Il gruppo Meta sta rimuovendo silenziosamente molte di queste pubblicità ma lascia inspiegabilmente attivi i profili degli inserzionisti, che così continuano ad operare indisturbati. Eppure, il social vieta esplicitamente “frodi, truffe e pratiche ingannevoli” (specie in ambito sanitario) proibisce il cosiddetto “comportamento non autentico” con account falsi e ribadisce l’obbligo di verificare chi ci sia realmente dietro ogni contenuto sponsorizzato. È evidente la violazione del Digital Services Act, la normativa europea che obbliga le grandi piattaforme digitali a identificare, valutare e ridurre i rischi sistemici derivanti dall’uso dei loro servizi.
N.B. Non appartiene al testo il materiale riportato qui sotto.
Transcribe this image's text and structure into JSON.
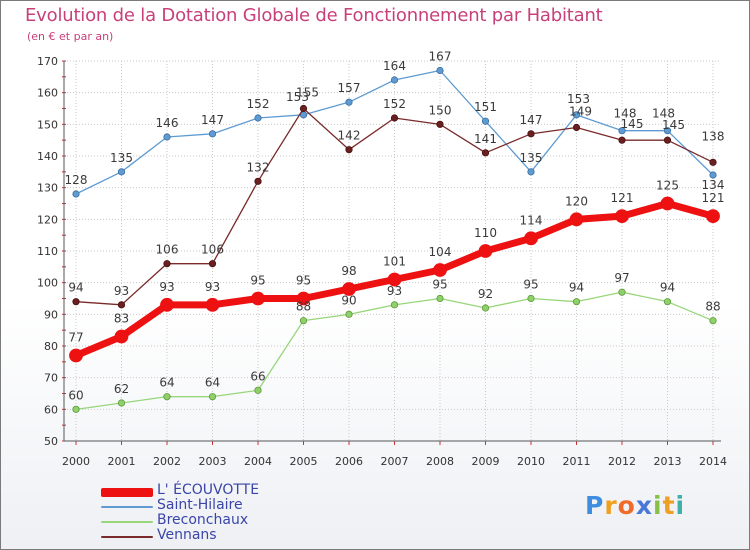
{
  "title": "Evolution de la Dotation Globale de Fonctionnement par Habitant",
  "subtitle": "(en € et par an)",
  "logo": {
    "letters": [
      "P",
      "r",
      "o",
      "x",
      "i",
      "t",
      "i"
    ],
    "colors": [
      "#3e8de0",
      "#f0a020",
      "#f06a2a",
      "#4a78d8",
      "#88c048",
      "#f0a020",
      "#3fb0a8"
    ]
  },
  "chart_data": {
    "type": "line",
    "title": "Evolution de la Dotation Globale de Fonctionnement par Habitant",
    "subtitle": "(en € et par an)",
    "xlabel": "",
    "ylabel": "",
    "ylim": [
      50,
      170
    ],
    "yticks": [
      50,
      60,
      70,
      80,
      90,
      100,
      110,
      120,
      130,
      140,
      150,
      160,
      170
    ],
    "grid": true,
    "legend_position": "bottom-left",
    "x": [
      "2000",
      "2001",
      "2002",
      "2003",
      "2004",
      "2005",
      "2006",
      "2007",
      "2008",
      "2009",
      "2010",
      "2011",
      "2012",
      "2013",
      "2014"
    ],
    "series": [
      {
        "name": "Saint-Hilaire",
        "color": "#5e9bd2",
        "values": [
          128,
          135,
          146,
          147,
          152,
          153,
          157,
          164,
          167,
          151,
          135,
          153,
          148,
          148,
          134
        ],
        "labels": [
          "128",
          "135",
          "146",
          "147",
          "152",
          "153",
          "157",
          "164",
          "167",
          "151",
          "135",
          "153",
          "148",
          "148",
          "134"
        ]
      },
      {
        "name": "Vennans",
        "color": "#7a2a2a",
        "values": [
          94,
          93,
          106,
          106,
          132,
          155,
          142,
          152,
          150,
          141,
          147,
          149,
          145,
          145,
          138
        ],
        "labels": [
          "94",
          "93",
          "106",
          "106",
          "132",
          "155",
          "142",
          "152",
          "150",
          "141",
          "147",
          "149",
          "145",
          "145",
          "138"
        ]
      },
      {
        "name": "Breconchaux",
        "color": "#98d67a",
        "values": [
          60,
          62,
          64,
          64,
          66,
          88,
          90,
          93,
          95,
          92,
          95,
          94,
          97,
          94,
          88
        ],
        "labels": [
          "60",
          "62",
          "64",
          "64",
          "66",
          "88",
          "90",
          "93",
          "95",
          "92",
          "95",
          "94",
          "97",
          "94",
          "88"
        ]
      },
      {
        "name": "L' ÉCOUVOTTE",
        "color": "#ee1111",
        "values": [
          77,
          83,
          93,
          93,
          95,
          95,
          98,
          101,
          104,
          110,
          114,
          120,
          121,
          125,
          121
        ],
        "labels": [
          "77",
          "83",
          "93",
          "93",
          "95",
          "95",
          "98",
          "101",
          "104",
          "110",
          "114",
          "120",
          "121",
          "125",
          "121"
        ]
      }
    ],
    "legend": [
      "L' ÉCOUVOTTE",
      "Saint-Hilaire",
      "Breconchaux",
      "Vennans"
    ]
  }
}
In altre parole, le piattaforme non devono limitarsi a rimuove i contenuti illeciti, ma anche adottare misure strutturali per prevenire che fenomeni come le truffe sanitarie o la disinformazione si diffondano attraverso i loro sistemi.
A maggior ragione, l’attuale risposta delle piattaforme risulta inadeguata e si somma all’opacità dei complessi sistemi ad tech, che impediscono a molti mezzi di informazioni di avere il controllo diretto degli annunci visualizzati sui loro siti. Prosegue così una truffa internazionale che, almeno per ora, appare inarrestabile, rivelando come la disinformazione online possa trasformarsi in una minaccia concreta alla salute pubblica.